Peu de chefs d’État européens auront autant influencé l’histoire du Vieux Continent que Napoléon Bonaparte. Arrivé au pouvoir en pleine période de transition sociopolitique, il échafaude, en quelques années, un nouvel ordre européen, fondé sur le modèle révolutionnaire français. Pourquoi Napoléon a-t-il voulu réformer et réorganiser l’Europe ? Pour, du moins l’affirmait-il dans le préambule de l’Acte additionnel aux Constitutions de l’Empire, en date du 22 avril 1815, « organiser un grand système fédératif européen (…) conforme à l’esprit du siècle, et favorable aux progrès de la civilisation ». La réalité, sur le terrain et au cœur de l’action, était évidemment plus complexe. La création d’une Europe révolutionnaire répondait à des objectifs stratégiques allant dans le sens des intérêts de la France…
De l’ouragan révolutionnaire…
Lorsque Napoléon s’empare du pouvoir en novembre 1799, la France est déjà en guerre contre une bonne partie de l’Europe depuis sept ans. Soucieux de protéger une Révolution balbutiante, les députés français ont déclaré la guerre à l’empereur d’Autriche le 20 avril 1792, le soupçonnant de vouloir briser l’élan révolutionnaire pour limiter tout risque de contagion. L’Assemblée nationale entend alors mener une véritable mission civilisatrice (et avantageuse) à travers l’Europe et le monde. « Si votre humanité souffre à décréter la mort de plusieurs milliers d’hommes, explique le député Jean-Baptiste Mailhe, songez aussi qu’en même temps, vous décrétez la liberté du monde. » Personne ne se doute alors que la France entre dans une série de conflits qui ne prendront fin qu’en 1815…, à Waterloo. Ces vingt-trois années vont à jamais transformer le visage de l’Europe.

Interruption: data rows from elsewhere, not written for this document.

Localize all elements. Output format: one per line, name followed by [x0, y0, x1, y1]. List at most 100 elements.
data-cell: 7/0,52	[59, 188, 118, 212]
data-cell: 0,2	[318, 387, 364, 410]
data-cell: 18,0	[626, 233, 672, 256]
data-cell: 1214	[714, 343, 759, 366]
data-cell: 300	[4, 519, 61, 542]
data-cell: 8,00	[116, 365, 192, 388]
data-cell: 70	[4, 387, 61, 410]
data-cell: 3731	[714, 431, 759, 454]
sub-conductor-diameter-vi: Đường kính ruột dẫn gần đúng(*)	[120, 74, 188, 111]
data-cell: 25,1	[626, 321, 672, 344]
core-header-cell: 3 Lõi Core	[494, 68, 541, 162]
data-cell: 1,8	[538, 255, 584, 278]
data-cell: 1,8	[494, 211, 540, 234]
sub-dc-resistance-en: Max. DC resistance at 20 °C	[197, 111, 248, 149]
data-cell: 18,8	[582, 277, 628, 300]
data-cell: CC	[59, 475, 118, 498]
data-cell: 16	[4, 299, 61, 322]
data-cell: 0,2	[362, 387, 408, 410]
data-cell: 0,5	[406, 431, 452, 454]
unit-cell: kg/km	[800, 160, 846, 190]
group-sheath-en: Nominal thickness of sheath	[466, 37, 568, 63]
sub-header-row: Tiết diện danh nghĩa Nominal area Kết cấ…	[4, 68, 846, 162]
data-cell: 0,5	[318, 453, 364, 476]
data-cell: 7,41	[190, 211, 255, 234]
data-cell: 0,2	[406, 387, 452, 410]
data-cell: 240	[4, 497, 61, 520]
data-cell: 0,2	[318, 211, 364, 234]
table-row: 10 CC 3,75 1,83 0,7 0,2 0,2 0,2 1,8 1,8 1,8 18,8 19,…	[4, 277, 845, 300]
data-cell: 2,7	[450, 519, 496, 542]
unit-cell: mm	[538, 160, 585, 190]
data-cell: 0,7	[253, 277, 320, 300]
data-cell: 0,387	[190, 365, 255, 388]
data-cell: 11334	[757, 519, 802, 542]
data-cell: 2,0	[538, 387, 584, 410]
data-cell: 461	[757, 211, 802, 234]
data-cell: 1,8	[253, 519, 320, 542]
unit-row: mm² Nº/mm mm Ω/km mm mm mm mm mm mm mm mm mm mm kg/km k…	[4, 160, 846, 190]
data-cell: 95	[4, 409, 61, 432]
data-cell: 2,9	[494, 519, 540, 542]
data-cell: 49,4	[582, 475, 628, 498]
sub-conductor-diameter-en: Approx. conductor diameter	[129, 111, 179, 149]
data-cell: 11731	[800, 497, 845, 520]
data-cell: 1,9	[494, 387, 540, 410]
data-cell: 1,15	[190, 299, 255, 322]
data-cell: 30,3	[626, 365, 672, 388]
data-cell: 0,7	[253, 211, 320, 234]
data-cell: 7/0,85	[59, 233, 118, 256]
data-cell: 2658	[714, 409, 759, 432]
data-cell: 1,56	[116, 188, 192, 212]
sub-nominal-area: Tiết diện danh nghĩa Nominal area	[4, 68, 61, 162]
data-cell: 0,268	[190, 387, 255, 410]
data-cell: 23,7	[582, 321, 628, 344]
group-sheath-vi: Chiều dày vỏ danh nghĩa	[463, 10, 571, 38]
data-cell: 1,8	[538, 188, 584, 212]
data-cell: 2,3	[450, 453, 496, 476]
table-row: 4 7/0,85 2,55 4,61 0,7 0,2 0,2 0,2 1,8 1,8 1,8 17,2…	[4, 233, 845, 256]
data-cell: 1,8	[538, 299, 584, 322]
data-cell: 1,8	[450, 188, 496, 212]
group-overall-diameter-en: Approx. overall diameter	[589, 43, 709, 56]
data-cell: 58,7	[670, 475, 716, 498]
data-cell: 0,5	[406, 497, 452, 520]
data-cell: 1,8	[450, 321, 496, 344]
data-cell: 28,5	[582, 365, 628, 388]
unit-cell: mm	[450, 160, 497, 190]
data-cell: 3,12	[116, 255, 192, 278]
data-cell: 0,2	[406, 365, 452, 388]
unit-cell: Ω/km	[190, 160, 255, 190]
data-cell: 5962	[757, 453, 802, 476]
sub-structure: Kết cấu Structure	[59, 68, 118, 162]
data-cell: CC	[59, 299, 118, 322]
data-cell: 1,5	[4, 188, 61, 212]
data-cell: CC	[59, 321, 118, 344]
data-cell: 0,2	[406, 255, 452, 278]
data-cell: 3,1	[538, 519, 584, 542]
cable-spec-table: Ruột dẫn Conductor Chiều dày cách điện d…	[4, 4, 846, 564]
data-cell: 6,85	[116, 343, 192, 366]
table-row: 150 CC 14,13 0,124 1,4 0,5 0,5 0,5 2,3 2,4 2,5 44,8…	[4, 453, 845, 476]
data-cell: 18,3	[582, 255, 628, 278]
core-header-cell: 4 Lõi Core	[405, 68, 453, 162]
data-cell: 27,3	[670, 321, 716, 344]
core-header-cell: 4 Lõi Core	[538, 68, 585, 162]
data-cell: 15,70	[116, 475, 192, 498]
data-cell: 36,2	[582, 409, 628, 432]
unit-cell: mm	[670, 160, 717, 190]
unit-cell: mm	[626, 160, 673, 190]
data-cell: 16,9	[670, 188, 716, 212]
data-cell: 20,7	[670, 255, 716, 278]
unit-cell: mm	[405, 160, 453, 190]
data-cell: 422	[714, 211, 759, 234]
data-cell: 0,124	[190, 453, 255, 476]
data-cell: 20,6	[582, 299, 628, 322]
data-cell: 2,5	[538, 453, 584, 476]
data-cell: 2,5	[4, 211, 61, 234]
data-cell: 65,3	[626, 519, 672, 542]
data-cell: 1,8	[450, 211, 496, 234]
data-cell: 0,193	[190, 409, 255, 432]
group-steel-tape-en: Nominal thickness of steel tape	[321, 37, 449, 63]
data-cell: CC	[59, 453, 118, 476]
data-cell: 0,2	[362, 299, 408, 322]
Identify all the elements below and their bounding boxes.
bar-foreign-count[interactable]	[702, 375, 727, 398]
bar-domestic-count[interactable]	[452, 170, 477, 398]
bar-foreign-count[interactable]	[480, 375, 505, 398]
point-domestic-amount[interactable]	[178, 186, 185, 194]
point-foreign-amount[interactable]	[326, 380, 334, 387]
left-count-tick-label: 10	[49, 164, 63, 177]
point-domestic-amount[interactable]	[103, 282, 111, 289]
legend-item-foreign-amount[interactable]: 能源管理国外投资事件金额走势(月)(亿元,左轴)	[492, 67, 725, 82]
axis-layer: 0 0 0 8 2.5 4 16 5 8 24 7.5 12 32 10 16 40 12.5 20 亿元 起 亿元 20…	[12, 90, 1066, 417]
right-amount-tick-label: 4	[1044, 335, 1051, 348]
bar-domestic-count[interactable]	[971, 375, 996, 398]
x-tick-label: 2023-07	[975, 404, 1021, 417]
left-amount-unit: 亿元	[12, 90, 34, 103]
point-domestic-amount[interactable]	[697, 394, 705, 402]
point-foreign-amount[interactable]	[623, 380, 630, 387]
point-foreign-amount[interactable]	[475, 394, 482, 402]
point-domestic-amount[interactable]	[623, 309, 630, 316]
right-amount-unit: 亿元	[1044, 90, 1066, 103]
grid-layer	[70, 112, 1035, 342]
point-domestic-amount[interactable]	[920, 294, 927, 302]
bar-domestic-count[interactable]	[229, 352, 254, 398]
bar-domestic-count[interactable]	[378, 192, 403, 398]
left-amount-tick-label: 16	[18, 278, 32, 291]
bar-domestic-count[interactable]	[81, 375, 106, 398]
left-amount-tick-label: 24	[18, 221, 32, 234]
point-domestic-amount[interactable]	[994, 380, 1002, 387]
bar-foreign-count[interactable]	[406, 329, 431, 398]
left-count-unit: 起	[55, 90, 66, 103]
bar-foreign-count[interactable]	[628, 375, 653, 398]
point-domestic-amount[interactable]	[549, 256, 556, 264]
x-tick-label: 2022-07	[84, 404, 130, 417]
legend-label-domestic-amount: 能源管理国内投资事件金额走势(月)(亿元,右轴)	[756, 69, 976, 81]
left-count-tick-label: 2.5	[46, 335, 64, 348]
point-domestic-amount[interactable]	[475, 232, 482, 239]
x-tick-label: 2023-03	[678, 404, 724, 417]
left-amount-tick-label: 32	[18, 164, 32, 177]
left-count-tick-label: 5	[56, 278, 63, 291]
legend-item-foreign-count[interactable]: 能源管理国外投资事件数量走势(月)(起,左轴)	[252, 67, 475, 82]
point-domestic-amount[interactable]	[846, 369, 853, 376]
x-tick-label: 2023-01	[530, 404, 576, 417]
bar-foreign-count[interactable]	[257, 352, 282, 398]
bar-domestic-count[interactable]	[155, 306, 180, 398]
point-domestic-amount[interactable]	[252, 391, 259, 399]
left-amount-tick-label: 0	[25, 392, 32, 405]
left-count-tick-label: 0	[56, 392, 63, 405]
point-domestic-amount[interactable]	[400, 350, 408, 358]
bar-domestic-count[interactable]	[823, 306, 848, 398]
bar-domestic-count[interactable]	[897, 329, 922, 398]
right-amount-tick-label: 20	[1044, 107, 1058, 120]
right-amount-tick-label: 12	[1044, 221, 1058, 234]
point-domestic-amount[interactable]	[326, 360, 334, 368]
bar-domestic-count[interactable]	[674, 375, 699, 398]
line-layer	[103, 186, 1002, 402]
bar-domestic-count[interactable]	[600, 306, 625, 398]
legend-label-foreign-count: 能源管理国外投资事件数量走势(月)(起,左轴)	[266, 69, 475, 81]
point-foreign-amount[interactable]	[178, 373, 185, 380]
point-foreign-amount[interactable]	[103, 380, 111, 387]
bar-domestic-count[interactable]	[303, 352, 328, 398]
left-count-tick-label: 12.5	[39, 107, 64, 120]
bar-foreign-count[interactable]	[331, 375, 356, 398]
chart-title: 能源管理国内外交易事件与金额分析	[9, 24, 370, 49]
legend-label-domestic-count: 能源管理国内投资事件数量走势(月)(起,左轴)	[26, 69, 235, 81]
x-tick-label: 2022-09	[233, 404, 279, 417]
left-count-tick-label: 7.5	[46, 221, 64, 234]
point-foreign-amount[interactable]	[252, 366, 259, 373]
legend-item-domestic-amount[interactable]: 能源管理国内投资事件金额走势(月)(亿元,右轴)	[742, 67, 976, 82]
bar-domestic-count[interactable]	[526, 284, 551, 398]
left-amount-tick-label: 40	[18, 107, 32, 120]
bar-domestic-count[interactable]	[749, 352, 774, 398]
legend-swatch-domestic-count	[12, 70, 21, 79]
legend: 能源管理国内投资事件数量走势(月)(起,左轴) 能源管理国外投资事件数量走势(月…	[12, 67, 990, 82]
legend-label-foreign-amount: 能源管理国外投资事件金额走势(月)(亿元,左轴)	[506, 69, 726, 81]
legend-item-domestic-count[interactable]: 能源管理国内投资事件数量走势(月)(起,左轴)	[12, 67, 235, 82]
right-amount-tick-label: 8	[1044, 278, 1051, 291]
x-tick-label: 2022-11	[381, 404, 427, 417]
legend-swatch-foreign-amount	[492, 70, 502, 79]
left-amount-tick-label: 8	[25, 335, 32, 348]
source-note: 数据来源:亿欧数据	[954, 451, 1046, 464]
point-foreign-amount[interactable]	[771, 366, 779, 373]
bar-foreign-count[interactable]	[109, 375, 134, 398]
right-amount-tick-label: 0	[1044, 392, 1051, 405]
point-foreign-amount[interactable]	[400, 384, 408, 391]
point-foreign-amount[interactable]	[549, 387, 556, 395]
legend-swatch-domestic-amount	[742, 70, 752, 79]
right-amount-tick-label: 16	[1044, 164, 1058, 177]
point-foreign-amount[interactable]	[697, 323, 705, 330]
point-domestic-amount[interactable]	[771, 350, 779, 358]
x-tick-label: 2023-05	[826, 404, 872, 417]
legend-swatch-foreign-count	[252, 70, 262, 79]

Le déclenchement des guerres de la Révolution a d’énormes conséquences immédiates. Sur le plan intérieur, elles entraînent la chute de Louis XVI (août 1792), la proclamation de la République (septembre 1792) et la radicalisation du processus révolutionnaire. Sur le plan extérieur, elles bouleversent les codes géopolitiques hérités du XVIIIe siècle. Les vieilles alliances dynastiques volent en éclats ; il n’y a plus que l’ouragan révolutionnaire français face à la coalition des grandes monarchies européennes. L’Autriche, puis la Prusse, la Russie, le Royaume-Uni… craignent que l’influence de la nouvelle France, une république (!), déséquilibre l’ordre établi sur le continent. Et pour cause, les armées de la République française ne tardent pas à envahir les territoires limitrophes.
La politique d’expansion révolutionnaire pose les bases d’un nouveau système politique européen piloté par la France. Les petites monarchies voisines et hostiles sont détruites puis, avec le soutien des mouvements révolutionnaires locaux, transformées en régimes républicains amicaux et redevables : les Républiques sœurs. Cette politique française, typique du Directoire, a pour but de constituer un réseau d’alliances fondé sur une adhésion commune aux principes de la Révolution française et à son modèle sociopolitique. C’est ainsi qu’est créée la République batave en 1795 (grosso modo les Pays-Bas actuels), ou encore la République cisalpine, dans le Nord de l’Italie, en 1797. Loin d’être parfaitement indépendantes, ces Républiques sœurs deviennent en réalité des États satellites de la République française. Une fois au pouvoir, Napoléon reprend cette stratégie à son compte.